I do not see daylight between your explanation of why browsers are insecure and Bernstein's. You say browsers are insecure because they're required to be complex. Bernstein says browsers insecure because their complexity makes it hard to isolate a TCB. Those are the same arguments, in different terms.
(My resume is pretty easy to track down if you want to see what I was up to a decade ago. When I said "do this for a living", I meant "software security research", which is my full-time job and has been for ~10 years, not systems development, my former job. Also, FWIW: prefer Thomas.)
>It's not a coincidence that the best researchers in the
>industry spend much of their time discovering and weaponizing >browser vulnerabilities
It's not a coincidence, but complexity isn't the only possible explanation. Attackers like to go after easy targets, and nobody's saying that browsers aren't easy targets. I'd say it's because browsers are built around a fundamentally flawed security model that provides inadequate isolation between various users, resources, and activities. That could be true even if browsers were ten times simpler. Others might point to prioritizing other goals (e.g. rendering performance) over security, or even say that browser implementers are just less skilled than kernel implementers.
> You say browsers are insecure because they're required to be complex.
No. I said they had conflicting requirements, but I wasn't talking about complexity. I was talking about things like plugin extensibility and interoperability with protocols and formats that are themselves insecure. Those requirements don't have to drive the insane LOC figures for browsers, but it's hard to be secure when you're exchanging bodily fluids with every plugin writer in the world.
Instead of beating this dead horse any more, perhaps the more interesting discussion is whether browsers can be secure. Or is the fundamental concept of a "browser" - a single program to mediate all kinds of protocols, intermingled with presentation and even execution of arbitrary code all in the same address space - just a security anti-pattern at its most basic level? If you have a component that tries to pretend it's an OS, but is essentially not capable of being a TCB, maybe it's not the component but the whole architecture that's broken.

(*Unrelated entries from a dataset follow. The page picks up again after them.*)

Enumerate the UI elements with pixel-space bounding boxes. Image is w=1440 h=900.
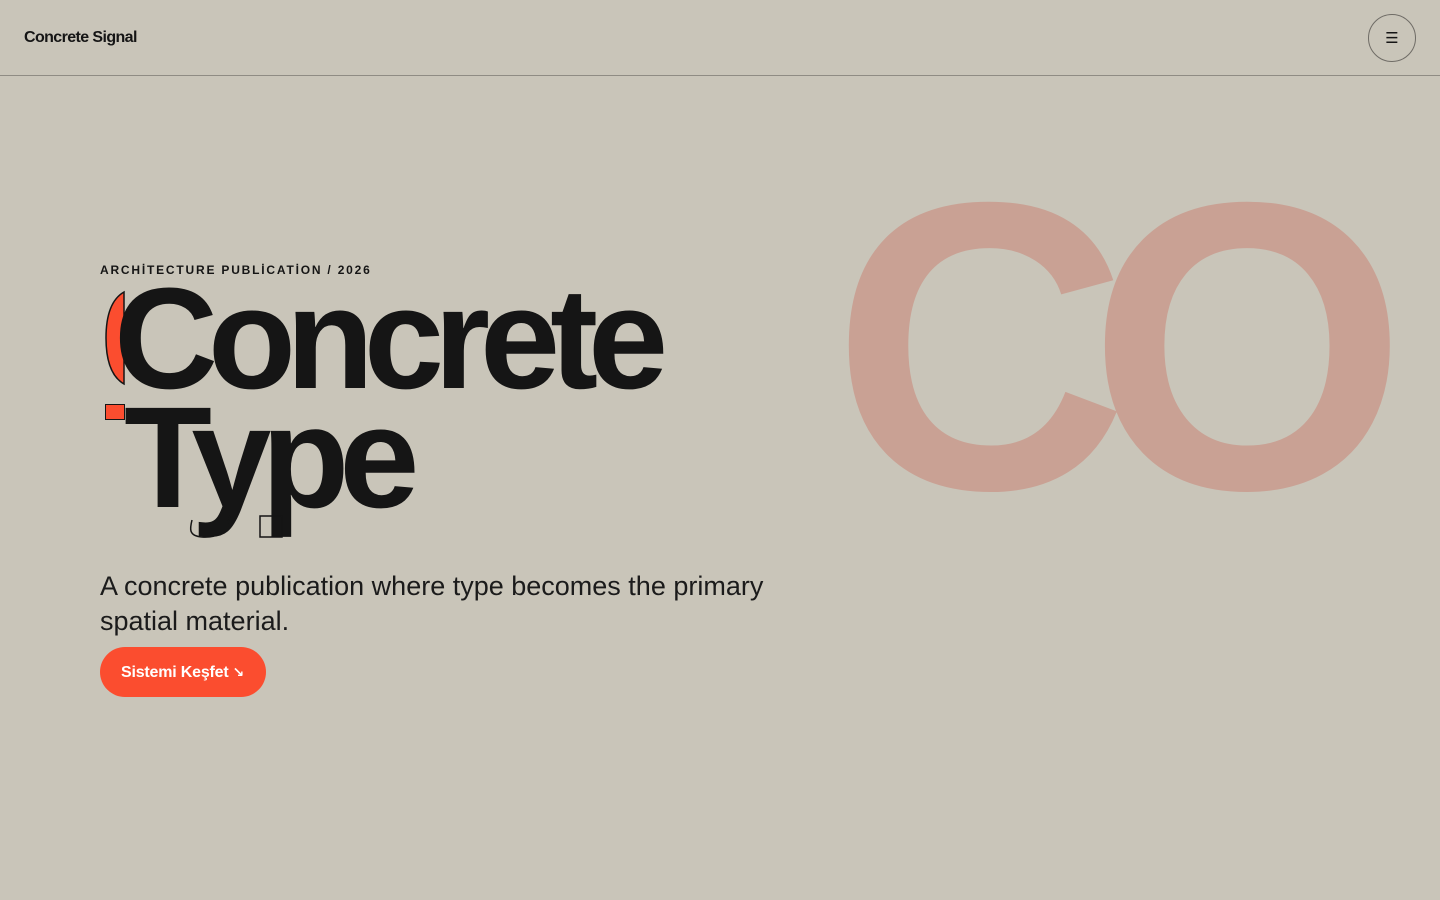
background-letters-text: CO (840, 117, 1396, 575)
site-header: Concrete Signal ☰ (0, 0, 1440, 76)
background-letters: CO (840, 117, 1436, 575)
menu-button[interactable]: ☰ (1368, 14, 1416, 62)
hero-title-line-2: Type (124, 377, 419, 538)
hero-subtitle: A concrete publication where type become… (100, 571, 764, 636)
hamburger-icon: ☰ (1385, 29, 1399, 47)
descender-outline (189, 515, 283, 538)
arrow-down-right-icon: ↘ (232, 664, 244, 680)
cta-label: Sistemi Keşfet (121, 664, 229, 681)
explore-system-button[interactable]: Sistemi Keşfet ↘ (100, 647, 266, 697)
accent-square (105, 404, 125, 420)
brand-logo[interactable]: Concrete Signal (24, 28, 137, 48)
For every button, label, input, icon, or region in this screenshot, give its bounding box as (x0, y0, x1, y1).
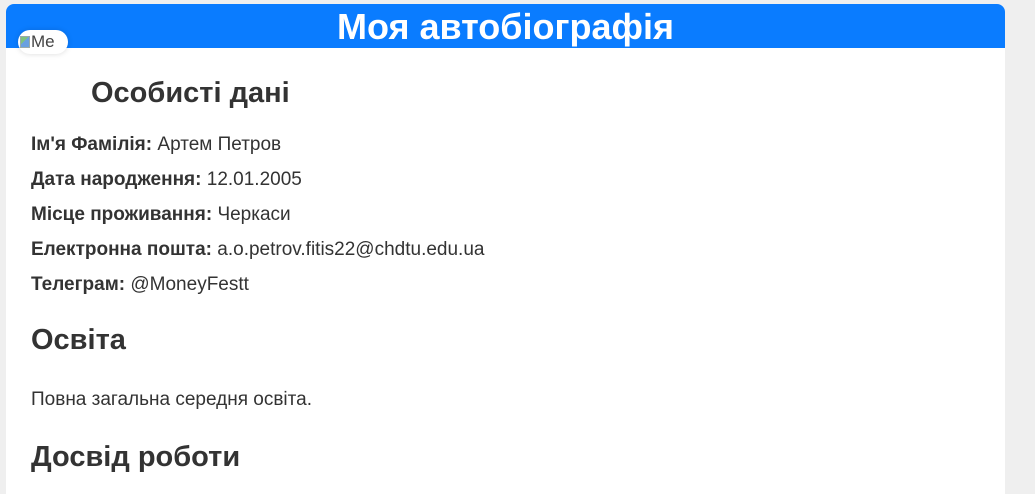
biography-page: Моя автобіографія Me Особисті дані Ім'я … (6, 4, 1005, 494)
info-row-name: Ім'я Фамілія: Артем Петров (31, 133, 281, 157)
avatar: Me (18, 30, 68, 54)
personal-section-title: Особисті дані (91, 77, 290, 109)
work-section-title: Досвід роботи (31, 441, 241, 473)
info-value: Черкаси (217, 204, 291, 225)
info-value: 12.01.2005 (206, 169, 302, 190)
info-label: Ім'я Фамілія: (31, 134, 153, 155)
page-header: Моя автобіографія (6, 4, 1005, 48)
page-title: Моя автобіографія (336, 6, 675, 47)
page-scrollbar-track[interactable] (1005, 0, 1035, 484)
education-text: Повна загальна середня освіта. (31, 389, 312, 410)
info-row-residence: Місце проживання: Черкаси (31, 203, 291, 227)
broken-image-icon (20, 36, 30, 48)
info-value: Артем Петров (157, 134, 282, 155)
info-label: Дата народження: (31, 169, 202, 190)
education-section-title: Освіта (31, 324, 126, 356)
info-row-telegram: Телеграм: @MoneyFestt (31, 273, 249, 297)
info-row-email: Електронна пошта: a.o.petrov.fitis22@chd… (31, 238, 484, 262)
info-label: Електронна пошта: (31, 239, 213, 260)
info-value: a.o.petrov.fitis22@chdtu.edu.ua (217, 239, 485, 260)
info-value: @MoneyFestt (130, 274, 249, 295)
info-label: Місце проживання: (31, 204, 213, 225)
info-row-birthdate: Дата народження: 12.01.2005 (31, 168, 302, 192)
avatar-alt-text: Me (31, 32, 55, 51)
info-label: Телеграм: (31, 274, 126, 295)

To most programmers, libc is indistinguishable from the kernel. Do you actively distinguish between sections 2 and 3 of the manual, or know which calls in section 2 are actually just libc wrappers for kernel functions that do something slightly different? Libc would more reasonably be considered part of the OS than part of the browser.
You might consider it part of the OS, but it isn't part of the kernel. For purposes of understanding whether the kernel is "bigger" attack surface than a "browser", you can't ignore the runtime.
Well, then this discussion could have been really short, because of course the browser relies on the kernel so the kernel is part of the browser's attack surface. :rolleyes:
That's quite different. The kernel has security responsibilities that are independent of userspace, and vice-versa. It's not like the browser gets loaded in to kernel space.
Show me a browser with a proof of correctness? I'll show you a kernel with one: seL4.
An OS kernel (particularly a microkernel) doesn't actually have to do very much, you know.
This is first-principles brainstorming. As I've already seen it, it's rather hard and almost impossible to follow without the talk, however - just the slides really are missing a lot of it. I'm not sure I follow the arguments in this one either; there's just not enough there about them.